Lessons From the Tahmooressi Case
As I reflect on the successful effort to bring former U.S. Marine Corps Sgt. Andrew Tahmooressi home after 214 days in prison in Mexico, I am pleased that despite the differing border security concerns that loom high in public perception and national policy in both countries, we were able to find the common ground that ultimately resulted in Andrew’s release.
There are two concerns, however, that remain in the American public’s mind that I would like to address; first, what took so long for Andrew’s release and, second, why Mexico deserves credit.  By addressing the underlying foreign policy issues behind Andrew’s case, I hope to answer these questions and provide a better understanding of the complexities that had to be overcome for his release.
In 2008, then president George W. Bush signed into law an agreement with Mexico – with great political and financial support from congress – known as the “Merida Initiative” which the State Department defines as a “partnership between the U.S. and Mexico to fight organized crime and associated violence while furthering the rule of law.”  Two key objectives of this initiative for Mexico were curbing illicit arms trafficking and judicial reform.
As a former border governor, I am familiar with stories about people making the wrong turn and winding up in Mexico by mistake.  This one, however, was seriously exacerbated by the fact that Andrew had guns and ammunition in his vehicle.  Furthermore, misleading advice from Andrew’s first two legal defense teams had tainted and weakened the “innocent mistake – wrong turn” defense, which made it very difficult to advocate for his release through diplomatic channels.
Mexico was facing a serious dilemma:  It had to decide whether to be consistent with the rule of law as established by the Merida Initiative or undermine the judicial reform’s credibility by what would be perceived by the Mexican public as making an exception, for the very partner that was funding and urging a stronger rule of law.
With that in mind, I started my work on Andrew’s behalf in June by sending letters to officials in the Mexican justice system seeking his release on humanitarian grounds, based on his need to return home to receive treatment for his PTSD.  This was a legal argument – not a political one—that could be used in court as an alternative defense to the wrong turn theory.  A week later I was happy to learn that he had obtained a stellar new legal defense team – and I was subsequently delighted to learn it had adopted the PTSD treatment argument.  It became central in the case’s dismissal and Andrew’s release October 31.
Although it took a long time to accomplish, the most important lesson is that Andrew is free because Mexico’s judicial reforms sought by the Merida Initiative are beginning to work.  Though there were significant flaws in the way the two countries interacted on the case, and though a devoted network of supporters led by Andrew’s mother, Jill Tahmooressi, including myself, U.S. Representatives Ed Royce, Matt Salmon and television personality Montel Williams continued to advocate on behalf of Andrew with the Mexican government and by bringing media attention to his story, it was Mexican legal due process  that freed him, not political expediency spurred by pressure from Mexico’s neighbor to the north.  It should be remembered that the U.S. has a great deal to gain by a firm rule of law taking hold in Mexico – and this case was brought to a successful conclusion in a way that strengthened that concept.

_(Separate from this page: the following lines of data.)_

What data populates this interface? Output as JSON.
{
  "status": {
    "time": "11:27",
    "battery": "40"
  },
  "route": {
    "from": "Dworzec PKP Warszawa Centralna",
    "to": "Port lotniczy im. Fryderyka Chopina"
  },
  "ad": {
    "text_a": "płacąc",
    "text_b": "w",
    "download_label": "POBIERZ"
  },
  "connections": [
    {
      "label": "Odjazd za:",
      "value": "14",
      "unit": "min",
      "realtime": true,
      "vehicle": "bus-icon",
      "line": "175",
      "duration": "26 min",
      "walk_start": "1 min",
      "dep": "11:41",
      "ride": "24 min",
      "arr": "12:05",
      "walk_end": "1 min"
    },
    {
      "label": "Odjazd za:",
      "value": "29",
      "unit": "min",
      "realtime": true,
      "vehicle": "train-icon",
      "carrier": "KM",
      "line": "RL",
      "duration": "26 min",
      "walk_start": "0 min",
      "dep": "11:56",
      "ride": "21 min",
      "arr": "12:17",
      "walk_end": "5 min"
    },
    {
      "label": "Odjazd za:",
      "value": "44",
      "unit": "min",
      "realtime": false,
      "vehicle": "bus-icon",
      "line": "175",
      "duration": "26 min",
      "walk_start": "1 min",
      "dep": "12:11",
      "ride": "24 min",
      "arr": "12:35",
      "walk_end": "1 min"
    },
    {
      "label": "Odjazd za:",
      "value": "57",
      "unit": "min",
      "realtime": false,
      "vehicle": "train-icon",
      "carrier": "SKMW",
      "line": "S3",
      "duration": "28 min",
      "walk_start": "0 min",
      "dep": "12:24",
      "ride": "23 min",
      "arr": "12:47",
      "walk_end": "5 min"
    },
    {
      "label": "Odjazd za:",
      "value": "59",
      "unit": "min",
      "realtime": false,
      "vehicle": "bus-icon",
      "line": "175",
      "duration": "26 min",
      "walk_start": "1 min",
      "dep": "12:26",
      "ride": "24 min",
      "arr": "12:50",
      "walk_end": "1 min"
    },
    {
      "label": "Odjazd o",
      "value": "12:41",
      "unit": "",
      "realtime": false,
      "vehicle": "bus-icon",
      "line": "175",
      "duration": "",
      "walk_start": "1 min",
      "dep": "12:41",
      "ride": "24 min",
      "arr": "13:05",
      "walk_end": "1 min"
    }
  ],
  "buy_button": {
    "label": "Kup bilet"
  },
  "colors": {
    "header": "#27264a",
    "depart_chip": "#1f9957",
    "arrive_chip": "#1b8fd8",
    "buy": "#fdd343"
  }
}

Some have criticized me for praising the Mexican government’s handling of Andrew’s case, but this was an important part of the process.  It built the good will that moved forward his release and even gained me permission to personally deliver him clothing so that he wouldn’t have to go through the humiliation of entering the U.S. in prison garb and allowed me to spare him an additional day in custody by substantially shortening his immigration processing before being handed over at the border.
I recently attended President and Mrs. Obama’s Salute to the Troops event at the White House in advance of Veteran’s Day.  Several Marines in attendance took it upon themselves to thank me for my work on Andrew’s release.  That’s the kind of response that makes it all seem so very worthwhile.
Richardson, a former U.S. ambassador to the United Nations, was governor of New Mexico from 2003-2010.